Ni en sus sueños más locos imaginó que el nuevo lugar sería tan gigantesco, ¡fácilmente miles de metros cuadrados!
—Tío Sean, Nancy, ya que están aquí, simplemente instálense, ¿de acuerdo?
Clara se quedó a un lado, observándolo todo con una expresión de sentimientos encontrados.
¿No era este el mismo apartamento que acababa de vender ayer?
Resultó que Nicolás era el comprador.
—Para ti, Clara.
—Nicolás le entregó una carpeta roja; era el título de propiedad.
Clara la abrió y vio solo su nombre en el título.
—…
Entonces, después de todo, ¿la casa había acabado de nuevo a su nombre?
¿Y había ganado 1.2 mil millones con ello gratis?
¡¿Qué clase de historia disparatada era esta?!
—Llevaba un tiempo echándole el ojo a este lugar.
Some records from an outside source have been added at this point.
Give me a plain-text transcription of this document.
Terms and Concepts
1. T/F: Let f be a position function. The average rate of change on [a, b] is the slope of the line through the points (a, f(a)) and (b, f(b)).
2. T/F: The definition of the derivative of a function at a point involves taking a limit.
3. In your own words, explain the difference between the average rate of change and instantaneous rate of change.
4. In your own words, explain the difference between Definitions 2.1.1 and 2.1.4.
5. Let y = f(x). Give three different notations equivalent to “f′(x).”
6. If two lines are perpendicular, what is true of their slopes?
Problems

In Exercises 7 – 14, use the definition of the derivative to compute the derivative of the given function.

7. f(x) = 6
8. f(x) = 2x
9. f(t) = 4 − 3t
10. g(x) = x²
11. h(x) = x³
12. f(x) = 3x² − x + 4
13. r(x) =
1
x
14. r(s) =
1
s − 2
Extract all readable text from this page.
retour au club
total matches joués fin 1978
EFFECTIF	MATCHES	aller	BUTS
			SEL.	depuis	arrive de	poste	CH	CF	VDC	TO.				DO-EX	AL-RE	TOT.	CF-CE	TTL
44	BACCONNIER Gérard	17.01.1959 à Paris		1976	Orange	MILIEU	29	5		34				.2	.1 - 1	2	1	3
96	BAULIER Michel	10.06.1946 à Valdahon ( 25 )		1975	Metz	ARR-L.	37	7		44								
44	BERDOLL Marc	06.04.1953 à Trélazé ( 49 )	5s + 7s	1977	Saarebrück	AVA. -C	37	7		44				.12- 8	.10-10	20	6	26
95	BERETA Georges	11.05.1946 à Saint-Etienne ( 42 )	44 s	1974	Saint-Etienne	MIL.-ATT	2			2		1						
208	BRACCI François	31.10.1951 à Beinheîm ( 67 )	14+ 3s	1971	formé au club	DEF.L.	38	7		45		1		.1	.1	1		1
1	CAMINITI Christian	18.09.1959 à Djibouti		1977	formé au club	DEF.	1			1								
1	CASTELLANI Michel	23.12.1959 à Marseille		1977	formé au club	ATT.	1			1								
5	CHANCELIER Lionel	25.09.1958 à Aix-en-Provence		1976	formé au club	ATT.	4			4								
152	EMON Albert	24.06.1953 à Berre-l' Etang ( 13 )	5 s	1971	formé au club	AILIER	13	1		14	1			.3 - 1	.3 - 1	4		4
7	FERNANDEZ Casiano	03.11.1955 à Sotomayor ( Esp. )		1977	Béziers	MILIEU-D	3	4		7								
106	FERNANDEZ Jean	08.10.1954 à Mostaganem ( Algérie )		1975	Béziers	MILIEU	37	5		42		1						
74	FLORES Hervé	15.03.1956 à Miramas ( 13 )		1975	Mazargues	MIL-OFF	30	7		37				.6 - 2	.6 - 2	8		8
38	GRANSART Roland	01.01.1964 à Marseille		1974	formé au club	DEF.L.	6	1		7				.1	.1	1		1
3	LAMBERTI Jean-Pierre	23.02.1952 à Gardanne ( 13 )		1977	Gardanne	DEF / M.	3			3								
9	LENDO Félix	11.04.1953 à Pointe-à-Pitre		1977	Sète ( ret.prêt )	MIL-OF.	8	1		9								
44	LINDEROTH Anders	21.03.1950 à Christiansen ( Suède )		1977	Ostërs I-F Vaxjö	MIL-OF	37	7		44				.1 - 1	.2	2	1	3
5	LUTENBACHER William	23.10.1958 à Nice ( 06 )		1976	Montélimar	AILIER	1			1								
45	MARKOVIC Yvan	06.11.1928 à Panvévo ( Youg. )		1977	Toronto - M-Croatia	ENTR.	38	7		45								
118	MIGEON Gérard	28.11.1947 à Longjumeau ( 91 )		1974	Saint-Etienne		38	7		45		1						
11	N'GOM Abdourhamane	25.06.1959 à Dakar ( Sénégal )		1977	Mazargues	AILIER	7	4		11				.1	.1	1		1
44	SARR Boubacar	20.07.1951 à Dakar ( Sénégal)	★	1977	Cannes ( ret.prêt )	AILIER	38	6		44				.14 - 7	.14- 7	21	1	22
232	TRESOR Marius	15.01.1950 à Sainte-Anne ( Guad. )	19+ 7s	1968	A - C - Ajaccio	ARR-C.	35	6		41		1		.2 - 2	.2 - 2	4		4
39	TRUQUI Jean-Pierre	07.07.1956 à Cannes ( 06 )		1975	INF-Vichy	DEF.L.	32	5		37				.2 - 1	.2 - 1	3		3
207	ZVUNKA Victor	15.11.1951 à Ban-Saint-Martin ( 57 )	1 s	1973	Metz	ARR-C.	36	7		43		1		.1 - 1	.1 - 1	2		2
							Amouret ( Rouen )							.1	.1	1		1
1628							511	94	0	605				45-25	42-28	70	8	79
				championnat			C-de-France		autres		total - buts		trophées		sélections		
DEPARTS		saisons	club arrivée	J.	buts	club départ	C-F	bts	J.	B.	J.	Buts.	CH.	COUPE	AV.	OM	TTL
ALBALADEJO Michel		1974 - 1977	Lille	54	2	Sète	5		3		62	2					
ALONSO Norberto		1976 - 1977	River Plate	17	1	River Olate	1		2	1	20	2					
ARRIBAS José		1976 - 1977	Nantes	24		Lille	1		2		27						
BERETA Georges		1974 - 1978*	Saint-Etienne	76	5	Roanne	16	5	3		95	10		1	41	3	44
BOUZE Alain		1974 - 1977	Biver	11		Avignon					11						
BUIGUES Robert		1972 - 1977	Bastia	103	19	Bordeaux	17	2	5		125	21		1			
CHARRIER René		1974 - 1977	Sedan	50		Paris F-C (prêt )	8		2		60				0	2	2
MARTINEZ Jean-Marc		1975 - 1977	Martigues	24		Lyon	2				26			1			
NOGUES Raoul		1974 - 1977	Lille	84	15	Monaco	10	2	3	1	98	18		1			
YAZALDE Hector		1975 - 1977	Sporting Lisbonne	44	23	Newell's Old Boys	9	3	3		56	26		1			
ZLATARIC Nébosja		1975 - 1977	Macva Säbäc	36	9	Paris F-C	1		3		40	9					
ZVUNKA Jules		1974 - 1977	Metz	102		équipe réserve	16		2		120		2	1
Oí que lo diseñó un arquitecto genial.
La distribución y la estética me recordaron totalmente a algo que te encantaría, así que lo compré para tu familia.
Clara: —…
Sí, le encantaba.
¡Porque lo había diseñado ella misma!
Sean y Nancy seguían aturdidos.
Había un jardín, una fuente, incluso una piscina; tenía todo lo que uno pudiera imaginar.
—Clara, ¿no te parece que este lugar es como un palacio?
Te juro que es como entrar en una finca real.
Creía que la antigua casa Howard era lujosa, pero esto lleva el lujo a otro nivel.
¡Es demasiado extravagante, no podemos aceptarlo!
—dijo Nancy, todavía abrumada.
—Mamá, mira el título de propiedad, está a mi nombre.
No podrías devolverla aunque quisieras.
Simplemente mudémonos y disfrutemos un poco de la vida.
Se acabó el pasar apuros, nos merecemos algo mejor.
Con la persuasión de Clara, Nancy y Sean finalmente cedieron.
—Clara, ¿qué te parece?
¿Te gusta?
—Nicolás la miró como un niño que espera un elogio.
Clara enarcó una ceja.
—Te sobra el dinero.
Nicolás se rio entre dientes.
—¿Sí, tal vez solo un poquitín?
Clara lo miró, vio lo feliz que estaba y se quedó completamente sin palabras.
Vaya con la trágica historia de amor.
Era todo un estafador.
¡¿Y Luke de verdad se creyó todas esas tonterías sobre un corazón roto y el sacrificio?!
¡Estaba destinado a que una mujer se aprovechara de él algún día!